Apart from the devastation in and near the eruption zone, the danger of a supervolcano lies in the amount of debris released into the atmosphere.
Dust could absorb the sun’s rays and cause a global “volcanic winter” with effects similar to those of a nuclear war or asteroid impact.
There is little that could be done to alleviate the destruction with currently available technology.
This refers to the development of machines and software with human-level intelligence.
Theoretically, such intelligence could not be easily controlled and would probably be able to boost its own intelligence, making it superior to human intellect.
Since it is not known whether there is a real risk of extreme machine intelligence, the researchers gave it a wide estimate of probability.
Extreme climate change
Scientists predict that climate change caused by human activity could mean average global temperatures increase by 4C.
There is nevertheless a risk that the warming could be much more extreme, rising up to 6C.
The consequences of such an increase could leave many countries uninhabitable, leading to famines, mass deaths and migration.
Genetic engineering of super-organisms could be beneficial, but the release of a super-organism that targets humans or a vital part of the ecosystem, could be disastrous.
Whether leaked accidentally, or deliberately in instances of bio-warfare or bio-terrorism, the impact could be worse than any natural pandemic.
Major asteroid collisions, with objects 5 km or larger, occur about once every 20 million years and could pack a punch thousands of times greater than the largest bomb ever detonated.
A land impact could destroy an area the size the Netherlands.
Far more widespread destruction would be caused by the clouds of dust released into the atmosphere, affecting climate, food supplies and creating political instability.
The likelihood of a complete breakdown of the global ecosystem, leading to mass extinction, depends on the extent to which mankind is dependent on the ecosystem.
Some lifestyles could be sustained if they were independent from the network, but achieving this on a large scale, especially during a collapse, would be challenging.
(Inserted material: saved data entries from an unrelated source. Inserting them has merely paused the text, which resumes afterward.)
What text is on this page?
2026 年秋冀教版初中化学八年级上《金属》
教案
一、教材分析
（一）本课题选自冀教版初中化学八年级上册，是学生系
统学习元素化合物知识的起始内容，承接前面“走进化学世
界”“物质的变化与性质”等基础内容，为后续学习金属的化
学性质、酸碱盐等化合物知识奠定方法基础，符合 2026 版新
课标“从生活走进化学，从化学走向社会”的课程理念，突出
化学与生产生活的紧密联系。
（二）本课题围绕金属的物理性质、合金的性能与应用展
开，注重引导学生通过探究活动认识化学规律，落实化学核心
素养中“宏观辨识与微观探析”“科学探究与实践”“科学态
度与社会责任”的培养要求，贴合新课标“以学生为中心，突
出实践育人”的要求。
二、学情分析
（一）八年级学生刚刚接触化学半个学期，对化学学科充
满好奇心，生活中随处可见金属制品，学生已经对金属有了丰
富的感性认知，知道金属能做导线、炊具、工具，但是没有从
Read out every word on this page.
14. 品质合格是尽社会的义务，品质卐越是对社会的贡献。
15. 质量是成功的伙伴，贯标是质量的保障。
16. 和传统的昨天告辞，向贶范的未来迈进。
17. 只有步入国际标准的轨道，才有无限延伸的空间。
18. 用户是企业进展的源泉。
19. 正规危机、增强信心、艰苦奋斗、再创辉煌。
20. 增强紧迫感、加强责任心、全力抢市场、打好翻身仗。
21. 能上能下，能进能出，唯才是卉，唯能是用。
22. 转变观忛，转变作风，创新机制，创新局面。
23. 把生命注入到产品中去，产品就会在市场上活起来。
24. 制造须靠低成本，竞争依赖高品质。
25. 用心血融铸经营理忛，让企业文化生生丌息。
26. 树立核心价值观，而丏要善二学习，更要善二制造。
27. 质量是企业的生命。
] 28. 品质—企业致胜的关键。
Super-precise manufacturing on an atomic level could create materials with special properties, such as being highly resilient or “smart,” that would benefit mankind.
But these manufacturing technologies could also create major problems, including the depletion of natural resources, pollution and climate change.
It could also lead to the creation of large arsenals of weapons made possible by atomically precise manufacturing.
Some estimates put the risk of deliberate or accidental nuclear conflict in the next century at around 10 percent.
Devastation would be inevitable if a nuclear event triggered a “nuclear winter” – the creation of a cloud of dust and smoke high in the atmosphere that would block the sun’s rays, plunging temperatures below freezing, and possibly destroying the ozone layer.
This could lead to the destruction of the global food supply, making widespread starvation and the collapse of states likely.
Bad local governance
This refers to two main categories of government disasters – failing to solve major solvable problems and actively causing worse outcomes.
Global system collapse
This broad term refers to an economic or societal collapse on a global scale that involves civil unrest and a breakdown of law and order that makes the continuation of human life impossible on Earth.
There are too many unknown factors to predict how likely this outcome would be but such effects have been observed in intricately-connected systems like ecology and finance.
The possibility of collapse is more acute when several networks depend on each other.
This is an umbrella category that represents all the unknown risks that have not been considered, or appear extremely unlikely in isolation, but together could represent a significant threat.